Respiratory Distress Syndrome

Respiratory Distress Syndrome

Respiratory distress syndrome (RDS) is a common, life-threatening condition of premature infants in which their lungs are too immature to support normal breathing. It is most commonly caused by a lack of surfactant, a natural lubricant in the lungs that is produced mainly after 34 weeks of gestation. If the lungs are too immature to make enough surfactant, a premature infant can struggle to expand their lungs and breath adequately. Poor lung development, infection, birth defects, and other underlying conditions can also contribute to RDS.

Signs & Symptoms of RDS:

  • Grunting
  • Breathlessness
  • Flaring nostrils
  • Rapid breathing
  • Cyanosis (blue color of skin)
  • Retractions (pulling in of ribs)

Diagnosis & Treatment:

RDS is typically diagnosed with a physical exam and pulses oximetry or chest X-ray. Oxygen therapy is the most common form of treatment and is usually started right away.
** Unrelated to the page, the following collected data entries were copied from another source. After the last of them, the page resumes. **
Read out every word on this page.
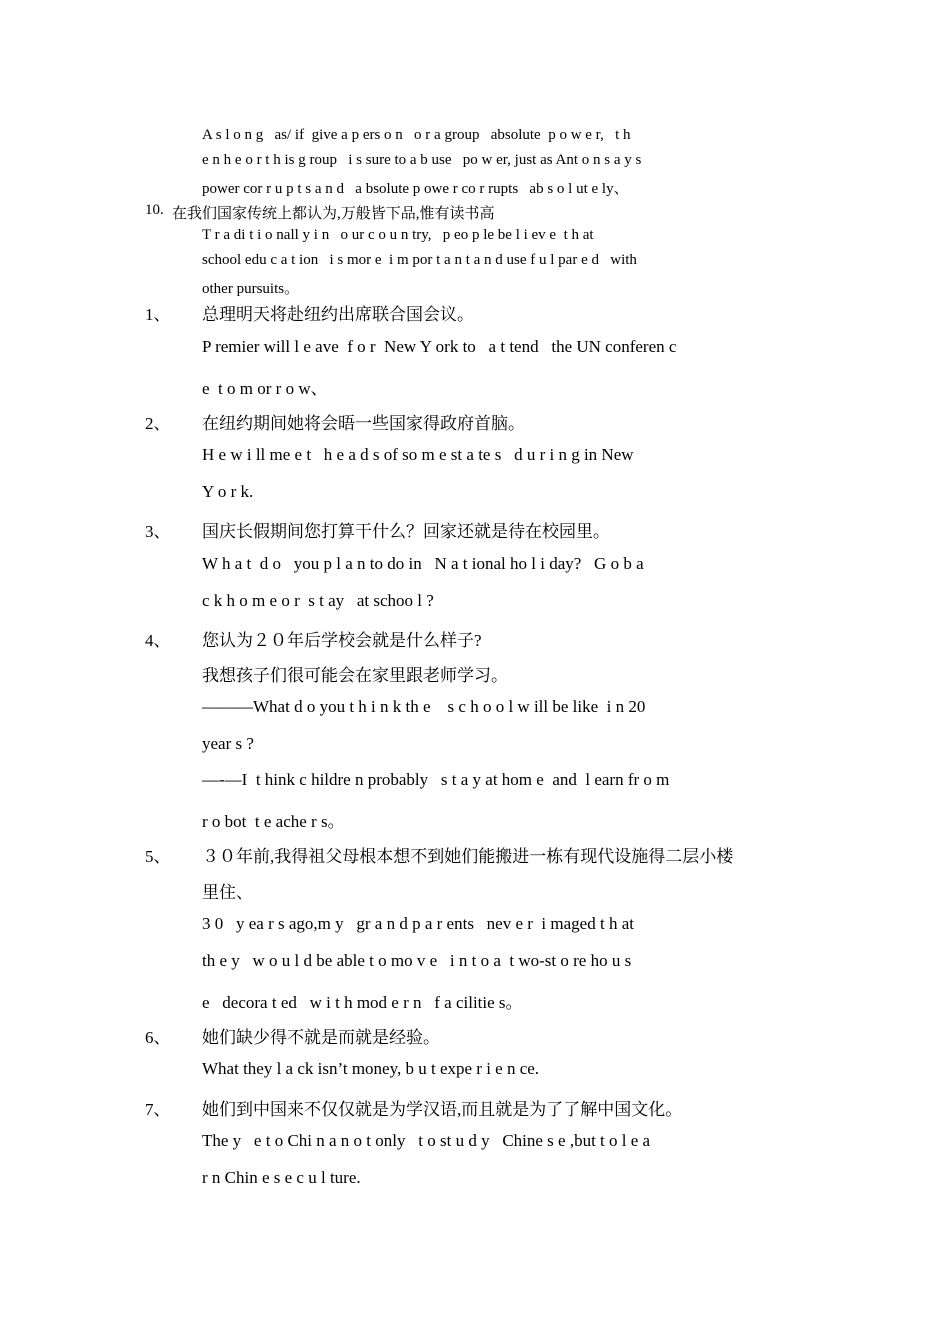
A s l o n g   as/ if  give a p ers o n   o r a group   absolute  p o w e r,   t h
e n h e o r t h is g roup   i s sure to a b use   po w er, just as Ant o n s a y s
power cor r u p t s a n d   a bsolute p owe r co r rupts   ab s o l ut e ly、
10. 在我们国家传统上都认为,万般皆下品,惟有读书高
T r a di t i o nall y i n   o ur c o u n try,   p eo p le be l i ev e  t h at
school edu c a t ion   i s mor e  i m por t a n t a n d use f u l par e d   with
other pursuits。
1、 总理明天将赴纽约出席联合国会议。
P remier will l e ave  f o r  New Y ork to   a t tend   the UN conferen c
e  t o m or r o w、
2、 在纽约期间她将会晤一些国家得政府首脑。
H e w i ll me e t   h e a d s of so m e st a te s   d u r i n g in New
Y o r k.
3、 国庆长假期间您打算干什么？回家还就是待在校园里。
W h a t  d o   you p l a n to do in   N a t ional ho l i day?   G o b a
c k h o m e o r  s t ay   at schoo l ?
4、 您认为２０年后学校会就是什么样子?
我想孩子们很可能会在家里跟老师学习。
―――What d o you t h i n k th e    s c h o o l w ill be like  i n 20
year s ?
—-—I  t hink c hildre n probably   s t a y at hom e  and  l earn fr o m
r o bot  t e ache r s。
5、 ３０年前,我得祖父母根本想不到她们能搬进一栋有现代设施得二层小楼
里住、
3 0   y ea r s ago,m y   gr a n d p a r ents   nev e r  i maged t h at
th e y   w o u l d be able t o mo v e   i n t o a  t wo-st o re ho u s
e   decora t ed   w i t h mod e r n   f a cilitie s。
6、 她们缺少得不就是而就是经验。
What they l a ck isn’t money, b u t expe r i e n ce.
7、 她们到中国来不仅仅就是为学汉语,而且就是为了了解中国文化。
The y   e t o Chi n a n o t only   t o st u d y   Chine s e ,but t o l e a
r n Chin e s e c u l ture.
Other treatments such as nasal continuous positive airway pressure (CPAP), mechanical ventilation, diuretics, and surfactant therapy may also be used. For more severe cases, additional treatments such as broad-spectrum antibiotics, antifungals, and/or steroids may be necessary.

Prevention & Prognosis:

Prevention of RDS requires good prenatal care and early diagnosis of preterm labor. It is important for mothers to get regular medical assessments throughout their pregnancy for early diagnosis and treatment of any medical issue that may lead to preterm labor. Prognosis of RDS depends on the severity and duration of the syndrome. However, the earlier the infant is diagnosed and receives appropriate treatment, the better their prognosis will be.